Interpreting how nonlinear diffusion affects the fate of bistable populations using a discrete modelling framework

Understanding whether a population will survive and flourish or become extinct is a central question in population biology. One way of exploring this question is to study population dynamics using reaction-diffusion equations, where migration is usually represented as a linear diffusion term, and birth-death is represented with a bistable source term. While linear diffusion is most commonly employed to study migration, there are several limitations of this approach, such as the inability of linear diffusion-based models to predict a well-defined population front. One way to overcome this is to generalise the constant diffusivity, $D$, to a nonlinear diffusivity function $D(C)$, where $C>0$ is the density. While it has been formally established that the choice of $D(C)$ affects long-term survival or extinction of a bistable population, working solely in a classical continuum framework makes it difficult to understand precisely how the choice of $D(C)$ affects survival or extinction.
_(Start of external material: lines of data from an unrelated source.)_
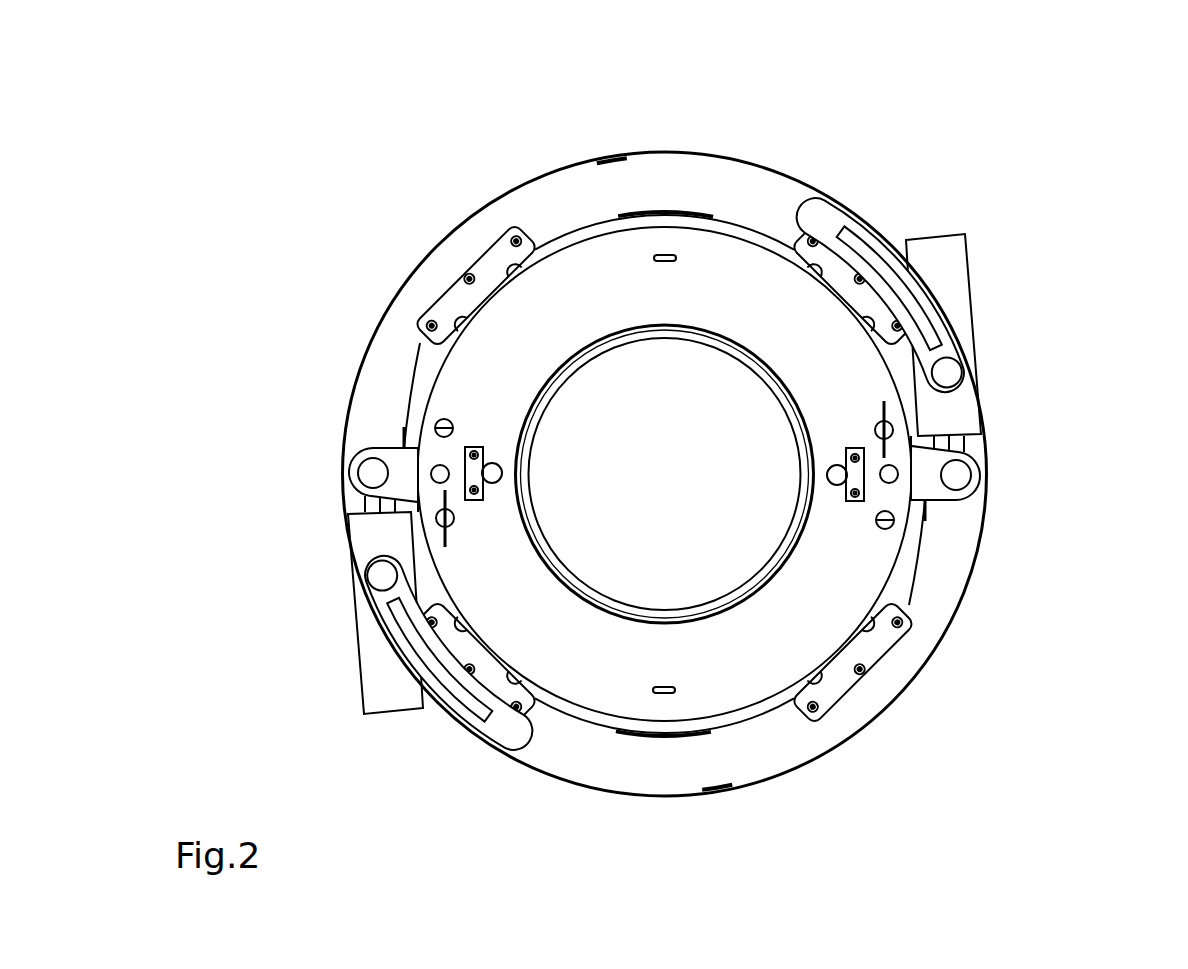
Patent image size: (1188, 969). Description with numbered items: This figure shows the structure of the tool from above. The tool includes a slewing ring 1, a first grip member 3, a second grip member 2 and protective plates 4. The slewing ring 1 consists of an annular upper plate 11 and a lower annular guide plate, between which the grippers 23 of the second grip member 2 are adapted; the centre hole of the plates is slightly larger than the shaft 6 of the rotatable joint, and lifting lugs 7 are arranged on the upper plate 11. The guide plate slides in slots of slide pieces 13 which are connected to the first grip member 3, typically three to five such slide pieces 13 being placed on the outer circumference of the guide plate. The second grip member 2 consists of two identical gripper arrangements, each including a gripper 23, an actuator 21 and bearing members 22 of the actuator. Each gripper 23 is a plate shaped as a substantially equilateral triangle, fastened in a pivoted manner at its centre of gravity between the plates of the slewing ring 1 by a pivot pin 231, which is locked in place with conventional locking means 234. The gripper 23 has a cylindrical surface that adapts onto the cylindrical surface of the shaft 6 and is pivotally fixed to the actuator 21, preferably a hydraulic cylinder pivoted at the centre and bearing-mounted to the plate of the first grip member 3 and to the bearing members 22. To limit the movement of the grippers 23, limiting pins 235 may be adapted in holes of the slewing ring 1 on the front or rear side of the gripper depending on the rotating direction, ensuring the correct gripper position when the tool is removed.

The slewing ring 1 is at (935, 583).
The second grip member 2 is at (752, 396).
The first grip member 3 is at (710, 768).
The protective plates 4 is at (690, 340).
The shaft 6 is at (568, 372).
The lifting lugs 7 is at (665, 255).
The upper plate 11 is at (715, 663).
The slide pieces 13 is at (868, 652).
The actuator 21 is at (942, 272).
The bearing members 22 is at (868, 228).
The gripper 23 is at (930, 485).
The pivot pin 231 is at (494, 468).
The locking means 234 is at (845, 455).
The limiting pins 235 is at (437, 522).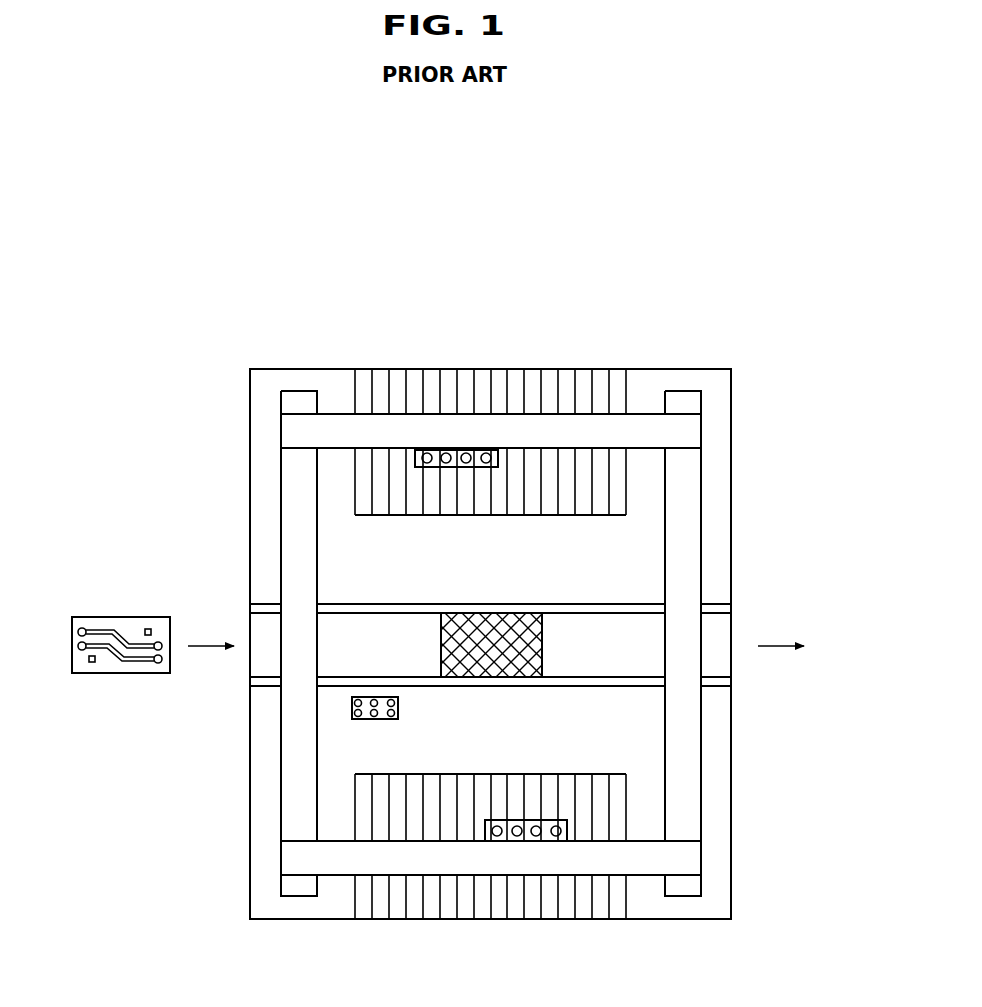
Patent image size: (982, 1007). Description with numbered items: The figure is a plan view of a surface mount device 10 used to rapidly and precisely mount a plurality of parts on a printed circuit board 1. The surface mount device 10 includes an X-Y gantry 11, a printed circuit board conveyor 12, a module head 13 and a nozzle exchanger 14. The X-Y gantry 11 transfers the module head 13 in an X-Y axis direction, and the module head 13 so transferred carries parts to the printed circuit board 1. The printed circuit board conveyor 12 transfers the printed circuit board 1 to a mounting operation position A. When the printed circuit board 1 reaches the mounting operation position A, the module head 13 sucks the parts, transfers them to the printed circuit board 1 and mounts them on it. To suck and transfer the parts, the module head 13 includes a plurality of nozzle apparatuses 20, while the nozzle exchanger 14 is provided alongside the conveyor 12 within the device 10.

The printed circuit board 1 is at (132, 625).
The surface mount device 10 is at (462, 225).
The X-Y gantry 11 is at (690, 528).
The printed circuit board conveyor 12 is at (648, 608).
The module head 13 is at (468, 452).
The nozzle exchanger 14 is at (352, 712).
The nozzle apparatus 20 is at (446, 452).
The mounting operation position A is at (493, 630).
Here, we address this question by working with a simple discrete simulation model that is easy to interpret. The continuum limit of the discrete model is a nonlinear reaction-diffusion equation, where the flux involves a nonlinear diffusion term and the source term is given by the strong Allee effect bistable model. We study population extinction/survival using this very intuitive discrete framework together with numerical solutions of the reaction-diffusion continuum limit equation. This approach provides clear insight into how the choice of $D(C)$ either encourages or suppresses population extinction relative to the classical linear diffusion model.